“Sarah” was a midcareer administrator who had landed an interview at a strong institution. She would be positioned to take advantage of her own strengths and could gain significant experiences toward further promotion. Her excitement was intense as she prepared for her visit.
The on-campus interview went well in the morning, but at lunch the senior administrator to whom she would report failed to appear. When the time came to meet with that administrator in the afternoon, a two-hour slot, she was notified that it was canceled, and that the interview process would end early. After an awkward final conversation with the search committee, she was dropped off at the airport, where, dumbfounded, she called a mentor: “I guess I really botched this interview but I don’t understand what happened!”

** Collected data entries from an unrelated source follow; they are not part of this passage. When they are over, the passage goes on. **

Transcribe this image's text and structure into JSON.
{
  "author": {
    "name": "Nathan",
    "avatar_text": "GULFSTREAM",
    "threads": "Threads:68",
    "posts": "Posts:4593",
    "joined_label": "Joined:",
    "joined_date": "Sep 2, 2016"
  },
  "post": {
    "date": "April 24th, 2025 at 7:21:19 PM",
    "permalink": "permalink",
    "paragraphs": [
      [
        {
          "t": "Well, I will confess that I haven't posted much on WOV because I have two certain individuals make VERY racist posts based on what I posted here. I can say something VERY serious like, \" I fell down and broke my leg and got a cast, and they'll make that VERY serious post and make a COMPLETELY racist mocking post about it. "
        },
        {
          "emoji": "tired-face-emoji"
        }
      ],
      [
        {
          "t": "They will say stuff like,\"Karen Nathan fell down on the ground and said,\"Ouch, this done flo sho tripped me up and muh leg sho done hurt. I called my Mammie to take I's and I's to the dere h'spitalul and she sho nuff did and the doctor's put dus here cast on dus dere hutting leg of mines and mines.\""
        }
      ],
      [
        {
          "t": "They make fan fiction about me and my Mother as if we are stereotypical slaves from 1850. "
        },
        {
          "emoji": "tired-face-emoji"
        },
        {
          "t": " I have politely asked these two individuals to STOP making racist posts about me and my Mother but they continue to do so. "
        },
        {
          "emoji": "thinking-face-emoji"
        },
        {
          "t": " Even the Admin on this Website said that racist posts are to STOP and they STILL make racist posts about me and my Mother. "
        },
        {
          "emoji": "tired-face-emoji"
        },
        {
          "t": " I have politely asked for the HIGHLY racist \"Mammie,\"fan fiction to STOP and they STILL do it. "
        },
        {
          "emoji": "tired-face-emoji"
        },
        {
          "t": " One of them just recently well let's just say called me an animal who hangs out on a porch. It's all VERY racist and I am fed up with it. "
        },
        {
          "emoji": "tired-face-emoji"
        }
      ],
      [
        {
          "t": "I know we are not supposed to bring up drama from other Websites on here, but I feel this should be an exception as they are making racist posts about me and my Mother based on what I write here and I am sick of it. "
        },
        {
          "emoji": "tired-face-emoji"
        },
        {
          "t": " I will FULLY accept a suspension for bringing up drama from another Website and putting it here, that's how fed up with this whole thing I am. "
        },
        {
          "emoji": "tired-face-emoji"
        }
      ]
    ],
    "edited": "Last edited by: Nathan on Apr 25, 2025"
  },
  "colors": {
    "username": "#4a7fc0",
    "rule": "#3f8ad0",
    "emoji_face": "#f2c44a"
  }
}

The mentor asked her to review the morning’s events, and nothing stood out. Finally he said, “Look, don’t beat yourself up over this. You were prepared, and you are not aware that you did anything wrong. They flew you in and spent time and money on you. Even if you completely messed up, they would have at least gone through the motions of the rest of the interview. For them to eliminate portions of the interview probably means that something beyond your control had happened. Maybe an emergency or something like that. The main thing, though, is that you not take this personally. I really don’t think this has anything to do with you.”
As it turned out, the next day it was announced that the senior administrator had been fired on the morning of Sarah’s interview. It really was nothing personal; it was circumstances.
One of the most important lessons job seekers can learn: It is very easy to take everything personally. Because the search process is so high-stakes, emotions can run high for applicants. But there are so many complicating factors: budgets, internal politics, personnel crises, and health crises, among others.
Applicants have no control over most of those factors, and it is a waste of time and energy to become too emotionally involved in searches that do not produce offers. Avoiding such involvement is difficult but, in the long run, worthwhile.
What advice might you offer to applicants who are tempted to take matters personally?